This victory comes at an auspicious time. The bridge scandal hovers — albeit much less conspicuously — and Christie received criticism for not fully funding the state pension system. Christie nevertheless is traveling widely and raising plenty of money on behalf of the Republican Governors Association. His poll numbers have stabilized, and he remains at the top of at least one 2016 poll, providing some reassurance to prospective donors.
It is not clear that Christie still will make a presidential run. But if he does want to pivot toward a presidential campaign, several things need to occur.
First, at some point he will need a clean bill of health on the bridge scandal. Donors and GOP voters are not going to gamble on a presidential candidate who could face a finding of wrongdoing or even legal action at any time. This one is largely in the hands of Democratic legislators and prosecutors, all of whom are going to operate on their own timetable.
Second, Christie will be hard-pressed to win over (or win back) donors if Jeb Bush runs. Bush generates great affection and respect among the donor class and many moderate Republicans. With some re-evaluation of George W. Bush’s presidency and the passage of time, the Bush name may no longer be a barrier. Will Jeb Bush run? I’d put the odds at 50-50, but we won’t know for sure until the end of the year, when he said he would make his decision. (It is noteworthy, however, that while Christie is out on the stump for 2014, Bush has not been.) And, yes, Mitt Romney will have to keep reiterating that he is not interested in another presidential run — a run that might divide support among GOP moderates and big donors. Once again, these factors are not within Christie’s control.
What is in Christie’s control is formation of a presidential-caliber message and agenda. This is almost the most critical factor for a successful run. It is not enough merely to present oneself as a generic bipartisan governor. Primary voters will want to know what Christie stands for. Bipartisanship must be a means to an end for these voters — successful conservative governance and re-establishment of U.S. influence in the world.

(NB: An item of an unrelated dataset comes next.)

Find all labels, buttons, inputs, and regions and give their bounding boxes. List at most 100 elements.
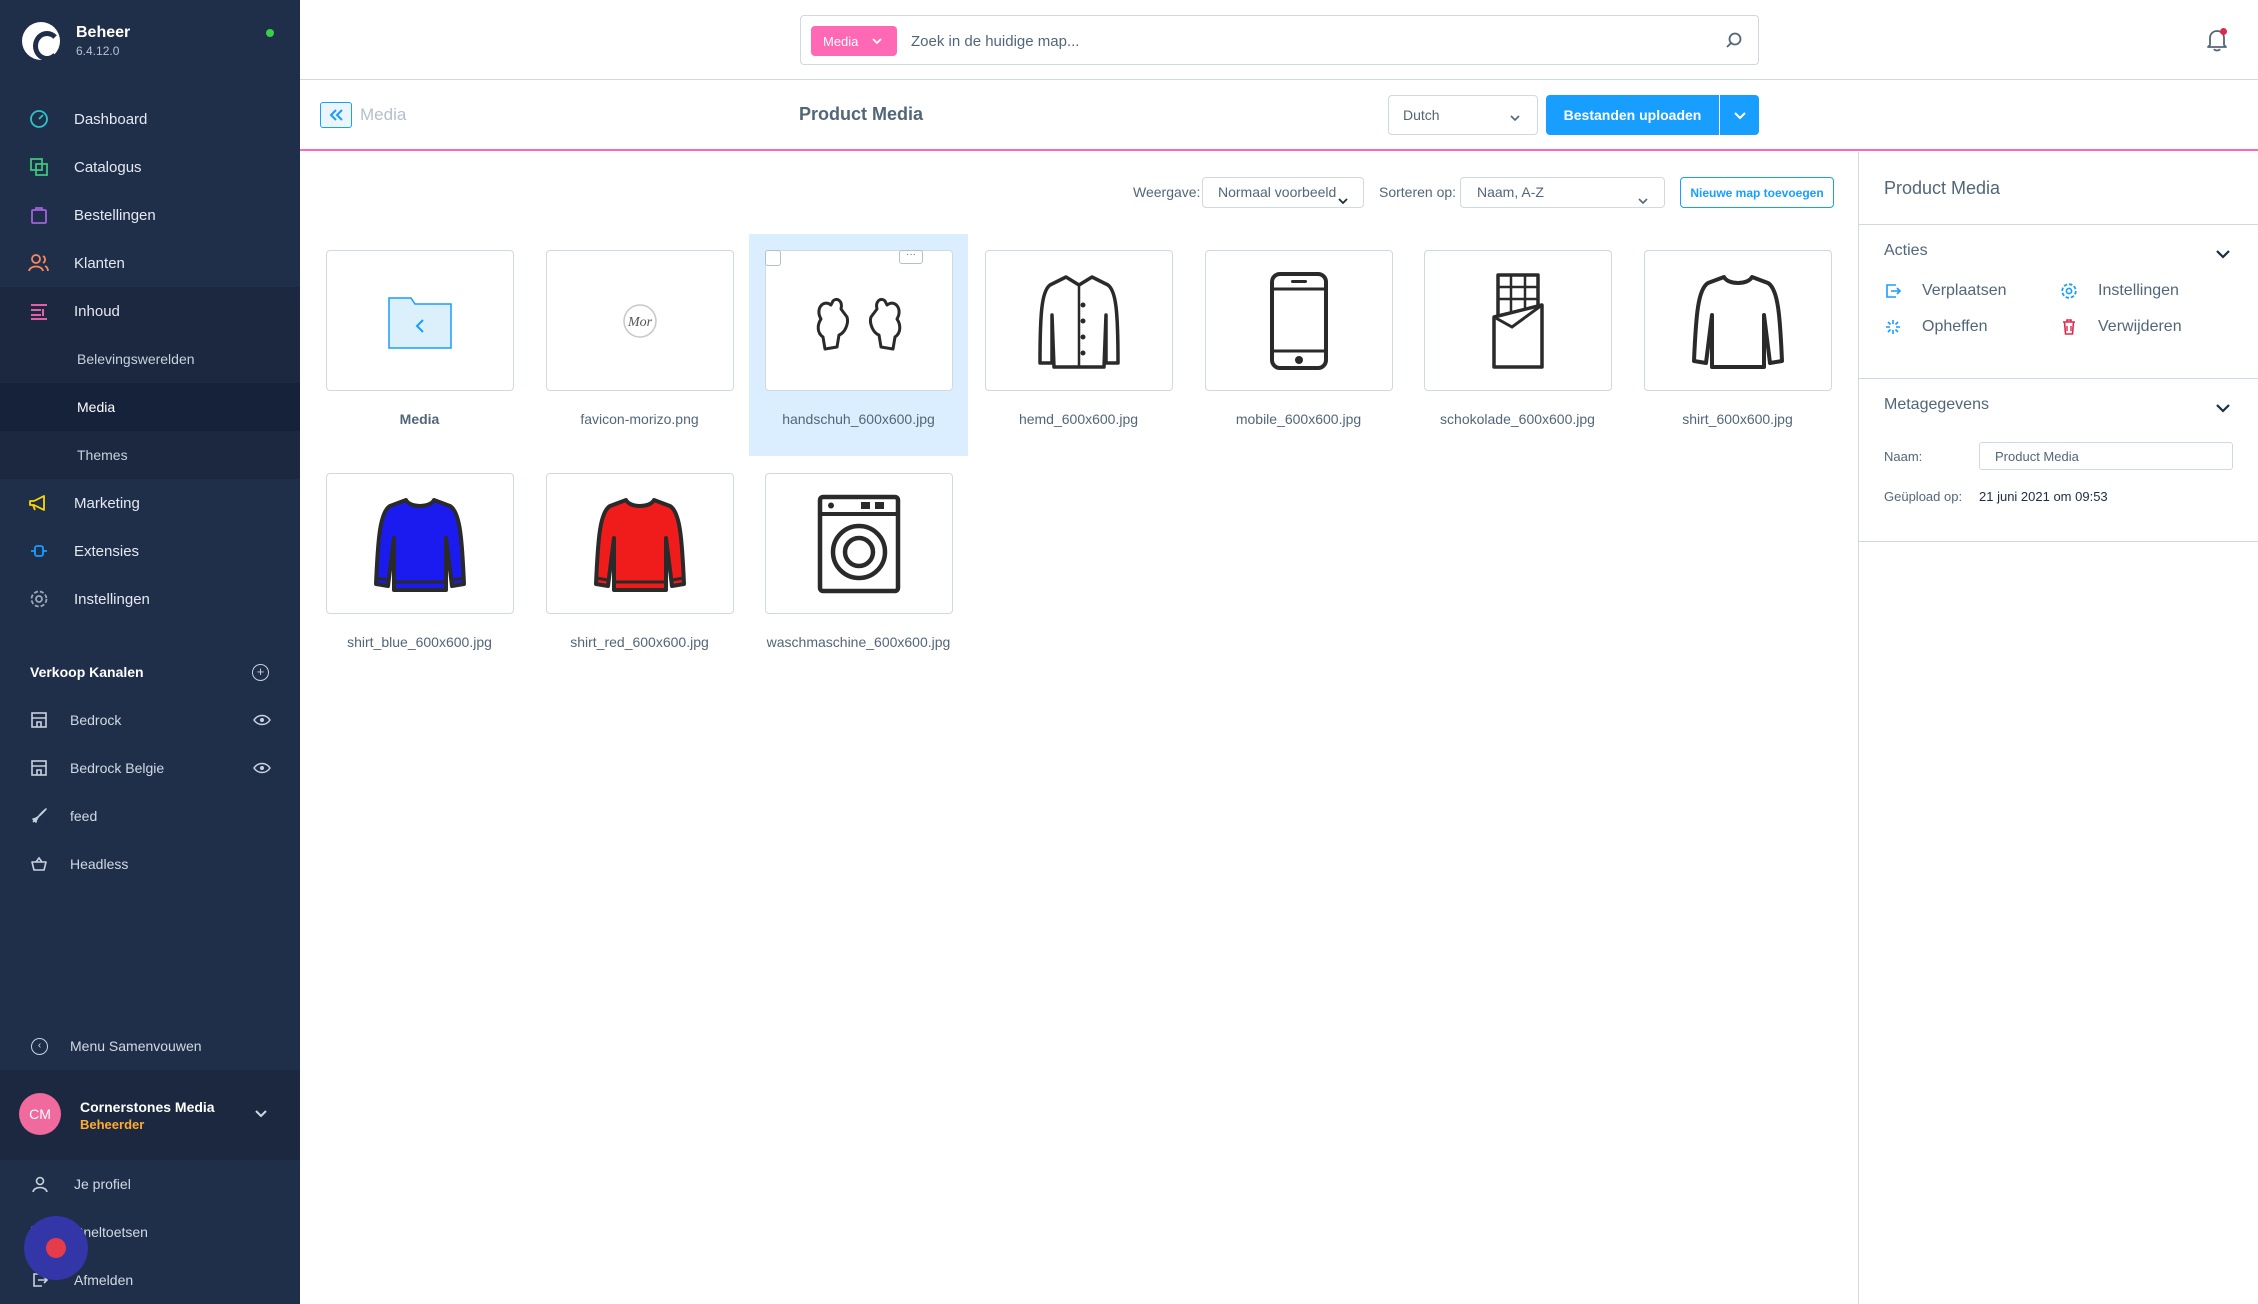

The longer Christie delays spelling out what he is for on a national agenda, the more conservatives will be suspicious that he doesn’t have firm objectives and strong conservative instincts. This is not unlike the problem Texas Gov. Rick Perry (R) faced in 2012: how to translate success on the state level into an argument for “promotion” to the presidency.
Will Christie be the messenger for the reform conservative agenda? Will he focus on one part of that, namely Rep. Paul Ryan’s anti-poverty policies? Whatever Christie decides, he will have to make a convincing case for the message and for himself as the best messenger to win and enact that agenda. (If he’s not, why not get someone else who also can adopt a reform conservative agenda?)
Equally important, Christie will need to define his foreign policy vision and become conversant in national security issues. He stumbled earlier by referring to the “occupied territories” in front of a staunchly pro-Israel group. Although he has given a few foreign policy speeches, he has yet to offer a comprehensive critique of what the president has done wrong and what he would do differently. (He previously dismissed, unwisely in our view, the debate between Sen. Rand Paul (R-Ky.) and Perry over the direction of foreign policy as mere squabbling.) He may want to use his expertise and experience as a federal prosecutor and as a governor with complex home security issues, but in and of itself this won’t be enough. The more chaotic the world becomes, the more essential it will be for presidential candidates to present themselves as capable and plausible commanders in chief.
Christie certainly can make a run if he chooses. But to do so successfully, he will need some luck and a first-rate agenda. That’s pretty much true of all the candidates, come to think of it.